Suggestions About Air Conditioning Worship Spaces

From the Interfaith Coalition on Energy. May, 2000
It’s Cooling Time, Just Like it was Last Summer…

We don’t want you to install air conditioning because we are in business to help you lower your energy use, not increase it. 
Anyhow, here are some guidelines we send to congregations who are considering air conditioning:

  • Air conditioning is expensive to install and can be unsightly.  A central air conditioning system may require that you install a larger electric service to the building, so include those costs with the installation costs.
  • The older the building, the more likely you will have to upgrade the service.  Worship spaces registered as historic sites should be very sensitive to outside air grilles and the placement of condensing units.


  • Air conditioning can be expensive to operate. Don’t forget to include the annual maintenance costs in predicting the operating expense. Once it is installed, members of the congregations may want to run it during all funerals and weddings.  Not to do so, unfortunately, may be considered dishonorable.


  • Not all members of congregations appreciate air conditioning, particularly if the air flow dumps excess chilled air on the pew they have occupied for generations.  Other members of the congregation may resist air conditioning because of environmental reasons because air conditioning is on-peak both seasonally and daily, forcing utilities to add generation capacity more than any other type of load.
  • Older worship spaces usually have natural ventilation systems.  Often, these have been closed off to save heating energy.  If the ventilation is used during the summer only, it can be very effective.  Examples of such systems include vents or doors into the base of tall steeples, large grilles in ceilings, which open into ventilated attics, and airshafts in walls and partitions.  Appropriate use of natural ventilation may eliminate the need for air conditioning.
  • If natural ventilation systems are not adequate, ceiling fans may offer comfort.  Ceiling fans should be used only in the cooling season; they have no benefit or negative benefit during the heating season.  Ceiling fans have to be installed above the lights to prevent flickering.  Fans should be high quality, industrial-grade, three-bladed fans, each on a separate variable speed switch.  They should blow down only, not up.

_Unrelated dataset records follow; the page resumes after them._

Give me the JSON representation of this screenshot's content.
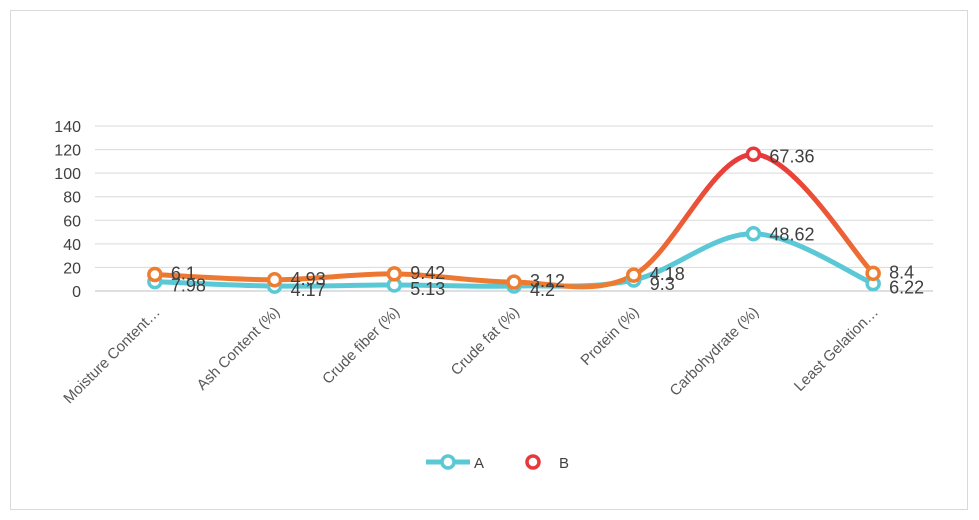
{
  "chart_data": {
    "type": "line",
    "smooth": true,
    "categories": [
      "Moisture Content…",
      "Ash Content (%)",
      "Crude fiber (%)",
      "Crude fat (%)",
      "Protein (%)",
      "Carbohydrate (%)",
      "Least Gelation…"
    ],
    "series": [
      {
        "name": "A",
        "values": [
          7.98,
          4.17,
          5.13,
          4.2,
          9.3,
          48.62,
          6.22
        ],
        "labels": [
          "7.98",
          "4.17",
          "5.13",
          "4.2",
          "9.3",
          "48.62",
          "6.22"
        ],
        "color": "#5bc8d6"
      },
      {
        "name": "B",
        "values": [
          14,
          9.5,
          14.5,
          7.5,
          13.5,
          116,
          15
        ],
        "labels": [
          "6.1",
          "4.93",
          "9.42",
          "3.12",
          "4.18",
          "67.36",
          "8.4"
        ],
        "color": "#ed7d31",
        "peak_color": "#e8383b"
      }
    ],
    "yticks": [
      "0",
      "20",
      "40",
      "60",
      "80",
      "100",
      "120",
      "140"
    ],
    "ylim": [
      0,
      140
    ],
    "grid": true,
    "legend": "bottom"
  }
}
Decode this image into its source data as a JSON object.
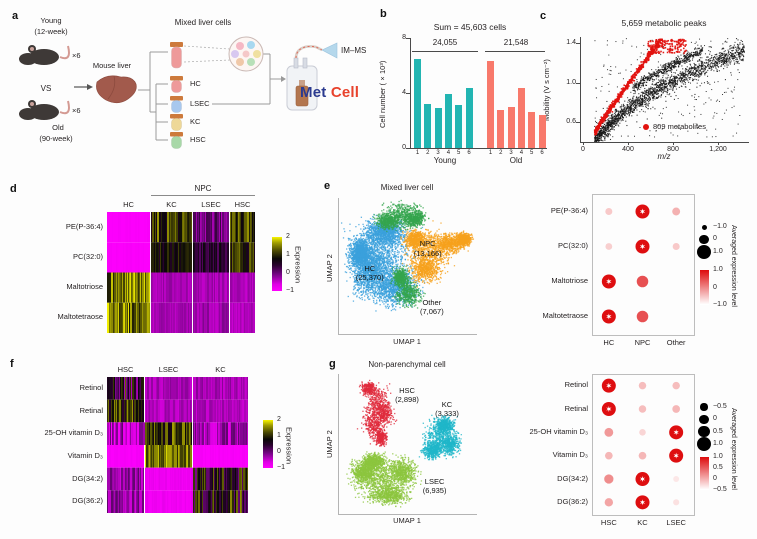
{
  "colors": {
    "teal_bar": "#22b5b2",
    "salmon_bar": "#f8796b",
    "red_dot": "#e1120f",
    "umap_hc_blue": "#3ba0dc",
    "umap_npc_orange": "#f6a11d",
    "umap_other_green": "#35a54d",
    "umap_hsc_red": "#e02a3c",
    "umap_kc_teal": "#1fb6c9",
    "umap_lsec_green": "#8cc63f",
    "logo_blue": "#2b3a8f",
    "logo_red": "#e8432d"
  },
  "panel_a": {
    "label": "a",
    "young": "Young",
    "young_weeks": "(12-week)",
    "times6_top": "×6",
    "vs": "VS",
    "times6_bottom": "×6",
    "old": "Old",
    "old_weeks": "(90-week)",
    "mouse_liver": "Mouse liver",
    "mixed_title": "Mixed liver cells",
    "tube_labels": [
      "HC",
      "LSEC",
      "KC",
      "HSC"
    ],
    "imms": "IM–MS",
    "logo_met": "Met",
    "logo_cell": "Cell"
  },
  "panel_b": {
    "label": "b"
  },
  "panel_c": {
    "label": "c"
  },
  "panel_d": {
    "label": "d"
  },
  "panel_e": {
    "label": "e"
  },
  "panel_f": {
    "label": "f"
  },
  "panel_g": {
    "label": "g"
  },
  "chart_data": [
    {
      "id": "b",
      "type": "bar",
      "title": "Sum = 45,603 cells",
      "ylabel": "Cell number (×10³)",
      "ylim": [
        0,
        8
      ],
      "yticks": [
        8,
        4,
        0
      ],
      "groups": [
        {
          "label": "Young",
          "total": "24,055",
          "color": "#22b5b2",
          "categories": [
            "1",
            "2",
            "3",
            "4",
            "5",
            "6"
          ],
          "values": [
            6.5,
            3.2,
            2.9,
            3.9,
            3.1,
            4.4
          ]
        },
        {
          "label": "Old",
          "total": "21,548",
          "color": "#f8796b",
          "categories": [
            "1",
            "2",
            "3",
            "4",
            "5",
            "6"
          ],
          "values": [
            6.3,
            2.8,
            3.0,
            4.4,
            2.6,
            2.4
          ]
        }
      ]
    },
    {
      "id": "c",
      "type": "scatter",
      "title": "5,659 metabolic peaks",
      "xlabel": "m/z",
      "ylabel": "Mobility (V s cm⁻²)",
      "xlim": [
        0,
        1450
      ],
      "ylim": [
        0.41,
        1.46
      ],
      "xticks": [
        {
          "v": 0,
          "t": "0"
        },
        {
          "v": 400,
          "t": "400"
        },
        {
          "v": 800,
          "t": "800"
        },
        {
          "v": 1200,
          "t": "1,200"
        }
      ],
      "yticks": [
        {
          "v": 1.4,
          "t": "1.4"
        },
        {
          "v": 1.0,
          "t": "1.0"
        },
        {
          "v": 0.6,
          "t": "0.6"
        }
      ],
      "series": [
        {
          "name": "metabolic peaks",
          "color": "#161616",
          "count": 2700
        },
        {
          "name": "annotated metabolites",
          "color": "#e1120f",
          "count": 780
        }
      ],
      "legend": {
        "label": "809 metabolites",
        "color": "#e1120f"
      }
    },
    {
      "id": "d",
      "type": "heatmap",
      "group_header": {
        "label": "NPC"
      },
      "cols": [
        "HC",
        "KC",
        "LSEC",
        "HSC"
      ],
      "rows": [
        "PE(P-36:4)",
        "PC(32:0)",
        "Maltotriose",
        "Maltotetraose"
      ],
      "values": [
        [
          -1,
          1.1,
          -0.05,
          1.1
        ],
        [
          -1,
          0.8,
          0.45,
          1.0
        ],
        [
          1.45,
          -0.35,
          -0.35,
          -0.4
        ],
        [
          1.45,
          -0.35,
          -0.3,
          -0.4
        ]
      ],
      "noise": [
        [
          0.04,
          0.5,
          0.35,
          0.5
        ],
        [
          0.04,
          0.35,
          0.3,
          0.4
        ],
        [
          0.45,
          0.12,
          0.12,
          0.12
        ],
        [
          0.5,
          0.12,
          0.18,
          0.12
        ]
      ],
      "colorbar": {
        "label": "Expression",
        "ticks": [
          "2",
          "1",
          "0",
          "−1"
        ],
        "vmax": 2,
        "vmin": -1
      }
    },
    {
      "id": "e_umap",
      "type": "scatter-umap",
      "title": "Mixed liver cell",
      "xlabel": "UMAP 1",
      "ylabel": "UMAP 2",
      "clusters": [
        {
          "name": "HC",
          "count": "(25,370)",
          "color": "#3ba0dc",
          "n": 5200,
          "label_x": 0.23,
          "label_y": 0.52,
          "blobs": [
            [
              0.3,
              0.42,
              0.2,
              0.22
            ],
            [
              0.22,
              0.55,
              0.12,
              0.15
            ],
            [
              0.4,
              0.65,
              0.15,
              0.12
            ],
            [
              0.33,
              0.25,
              0.13,
              0.08
            ],
            [
              0.15,
              0.4,
              0.07,
              0.1
            ]
          ]
        },
        {
          "name": "NPC",
          "count": "(13,166)",
          "color": "#f6a11d",
          "n": 3000,
          "label_x": 0.65,
          "label_y": 0.34,
          "blobs": [
            [
              0.66,
              0.38,
              0.14,
              0.13
            ],
            [
              0.8,
              0.33,
              0.1,
              0.06
            ],
            [
              0.62,
              0.52,
              0.1,
              0.08
            ],
            [
              0.9,
              0.3,
              0.05,
              0.04
            ],
            [
              0.55,
              0.3,
              0.07,
              0.06
            ]
          ]
        },
        {
          "name": "Other",
          "count": "(7,067)",
          "color": "#35a54d",
          "n": 2200,
          "label_x": 0.68,
          "label_y": 0.77,
          "blobs": [
            [
              0.45,
              0.12,
              0.12,
              0.08
            ],
            [
              0.35,
              0.17,
              0.07,
              0.05
            ],
            [
              0.55,
              0.15,
              0.06,
              0.05
            ],
            [
              0.5,
              0.7,
              0.08,
              0.08
            ],
            [
              0.44,
              0.58,
              0.05,
              0.06
            ]
          ]
        }
      ]
    },
    {
      "id": "e_dot",
      "type": "dotplot",
      "rows": [
        "PE(P-36:4)",
        "PC(32:0)",
        "Maltotriose",
        "Maltotetraose"
      ],
      "cols": [
        "HC",
        "NPC",
        "Other"
      ],
      "dots": [
        [
          {
            "v": -0.55
          },
          {
            "v": 1,
            "star": true
          },
          {
            "v": -0.35
          }
        ],
        [
          {
            "v": -0.6
          },
          {
            "v": 1,
            "star": true
          },
          {
            "v": -0.55
          }
        ],
        [
          {
            "v": 1,
            "star": true
          },
          {
            "v": 0.45
          },
          null
        ],
        [
          {
            "v": 1,
            "star": true
          },
          {
            "v": 0.45
          },
          null
        ]
      ],
      "size_legend": {
        "values": [
          -1,
          0,
          1
        ],
        "labels": [
          "−1.0",
          "0",
          "1.0"
        ]
      },
      "color_legend": {
        "ticks": [
          "1.0",
          "0",
          "−1.0"
        ]
      },
      "legend_label": "Averaged expression level"
    },
    {
      "id": "f",
      "type": "heatmap",
      "cols": [
        "HSC",
        "LSEC",
        "KC"
      ],
      "rows": [
        "Retinol",
        "Retinal",
        "25-OH vitamin D₃",
        "Vitamin D₃",
        "DG(34:2)",
        "DG(36:2)"
      ],
      "values": [
        [
          0.5,
          -0.35,
          -0.35
        ],
        [
          1.0,
          -0.4,
          -0.4
        ],
        [
          -0.45,
          1.2,
          -0.35
        ],
        [
          -0.95,
          1.5,
          -0.95
        ],
        [
          -0.25,
          -0.85,
          0.7
        ],
        [
          -0.25,
          -0.85,
          0.8
        ]
      ],
      "noise": [
        [
          0.8,
          0.15,
          0.15
        ],
        [
          0.6,
          0.15,
          0.15
        ],
        [
          0.45,
          0.5,
          0.35
        ],
        [
          0.04,
          0.4,
          0.04
        ],
        [
          0.3,
          0.08,
          0.7
        ],
        [
          0.3,
          0.08,
          0.7
        ]
      ],
      "colorbar": {
        "label": "Expression",
        "ticks": [
          "2",
          "1",
          "0",
          "−1"
        ],
        "vmax": 2,
        "vmin": -1
      }
    },
    {
      "id": "g_umap",
      "type": "scatter-umap",
      "title": "Non-parenchymal cell",
      "xlabel": "UMAP 1",
      "ylabel": "UMAP 2",
      "clusters": [
        {
          "name": "HSC",
          "count": "(2,898)",
          "color": "#e02a3c",
          "n": 1500,
          "label_x": 0.5,
          "label_y": 0.12,
          "blobs": [
            [
              0.27,
              0.2,
              0.08,
              0.1
            ],
            [
              0.24,
              0.35,
              0.07,
              0.09
            ],
            [
              0.32,
              0.28,
              0.06,
              0.07
            ],
            [
              0.21,
              0.1,
              0.05,
              0.04
            ],
            [
              0.3,
              0.45,
              0.04,
              0.05
            ]
          ]
        },
        {
          "name": "KC",
          "count": "(3,333)",
          "color": "#1fb6c9",
          "n": 1800,
          "label_x": 0.79,
          "label_y": 0.22,
          "blobs": [
            [
              0.72,
              0.44,
              0.1,
              0.1
            ],
            [
              0.8,
              0.5,
              0.07,
              0.07
            ],
            [
              0.67,
              0.54,
              0.06,
              0.05
            ],
            [
              0.76,
              0.36,
              0.06,
              0.05
            ]
          ]
        },
        {
          "name": "LSEC",
          "count": "(6,935)",
          "color": "#8cc63f",
          "n": 3200,
          "label_x": 0.7,
          "label_y": 0.77,
          "blobs": [
            [
              0.3,
              0.74,
              0.17,
              0.12
            ],
            [
              0.45,
              0.7,
              0.1,
              0.09
            ],
            [
              0.18,
              0.7,
              0.08,
              0.07
            ],
            [
              0.36,
              0.86,
              0.12,
              0.06
            ],
            [
              0.25,
              0.62,
              0.07,
              0.05
            ]
          ]
        }
      ]
    },
    {
      "id": "g_dot",
      "type": "dotplot",
      "rows": [
        "Retinol",
        "Retinal",
        "25-OH vitamin D₃",
        "Vitamin D₃",
        "DG(34:2)",
        "DG(36:2)"
      ],
      "cols": [
        "HSC",
        "KC",
        "LSEC"
      ],
      "dots": [
        [
          {
            "v": 1,
            "star": true
          },
          {
            "v": -0.45
          },
          {
            "v": -0.45
          }
        ],
        [
          {
            "v": 1,
            "star": true
          },
          {
            "v": -0.45
          },
          {
            "v": -0.4
          }
        ],
        [
          {
            "v": -0.15
          },
          {
            "v": -0.65
          },
          {
            "v": 1,
            "star": true
          }
        ],
        [
          {
            "v": -0.4
          },
          {
            "v": -0.4
          },
          {
            "v": 1,
            "star": true
          }
        ],
        [
          {
            "v": -0.05
          },
          {
            "v": 1,
            "star": true
          },
          {
            "v": -0.8
          }
        ],
        [
          {
            "v": -0.25
          },
          {
            "v": 1,
            "star": true
          },
          {
            "v": -0.75
          }
        ]
      ],
      "size_legend": {
        "values": [
          -0.5,
          0,
          0.5,
          1
        ],
        "labels": [
          "−0.5",
          "0",
          "0.5",
          "1.0"
        ]
      },
      "color_legend": {
        "ticks": [
          "1.0",
          "0.5",
          "0",
          "−0.5"
        ]
      },
      "legend_label": "Averaged expression level"
    }
  ]
}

  • If you install air conditioning, you may not need a very large system.  Before sizing it, we strongly recommend that you lower your cooling load by installing lighting that uses less wattage.  Air conditioning equipment will probably be oversized if you size it according to the warmest and most humid conditions.  Instead, size it to allow for pre-cooling before and in between services.  Toward the end of the service, the space may become warmer but still tolerable on the hottest and most humid days.  Sometimes, all that is required is a very small, ductless split system for the choir loft.  Smaller systems require single-phase electricity because they are designed for the residential market.  Above five tons, systems often require three-phase power, which necessitates a new electrical service to the building.
  • Some codes require outside air at 15 cubic feet per minute per occupant.  Since worship spaces are large and leaky, such outside air requirements may not be necessary.  If a system is sized for outside air for hottest, most humid day with filled pews, the air conditioning system may be way oversized.
  • Avoid cutting edge technology.  Choose middle-high-efficiency, commonly available equipment because the cost of installing fancy technology is higher, the availability of parts is lower, and the chance is greater that its manufacturer will orphan the new technology.  Pick equipment so that when you have an emergency, the repair person is more likely to have replacement parts already on his truck.  This means avoiding thermal storage, gas-fired heat pumps and ground source heat pumps for the time being.  For your home, you would be better off choosing equipment that is very efficient, but the relatively few hours use of a worship space are so few that high efficiency equipment does not have as great an impact on electric costs.
  • Avoid complicated system controls.  Unless you are sure you are going to have computer-literate, well-paid facility maintenance personnel from now on, don’t install computerized control systems.  You can control energy use with digital clock thermostats.  With anything more complicated than that, the instruction manuals will get lost, people will try to bypass the controls and you will become very frustrated.  Since weddings, funerals and special events change your operating schedule, make sure the controls are flexible and easy to program.  Remember, setting a lower temperature will not make the system work harder… it will just make the room colder.
  • Make sure you can easily access the equipment to change filters.
  • If you add air conditioning, you should find out what your rate options are from your electric utility.  Often, shifting to an off-peak rate will lower cooling costs.  PECO Energy offers the Night Service Rider.  PECO’s off-peak times are 8pm to 8am weekdays, from 4pm Friday until 8am Monday, and also includes major holidays.  If you are paying for demand (kilowatts) as well as usage (kilowatthours), and you don’t qualify for an off-peak rate, you may want to consider interlocking the compressors so they don’t all operate at the same time.
  • Once you install air conditioning, keep it off whenever possible.  It may take as short as a half hour to pre-cool with air conditioning, and a bit longer if it is very hot and humid.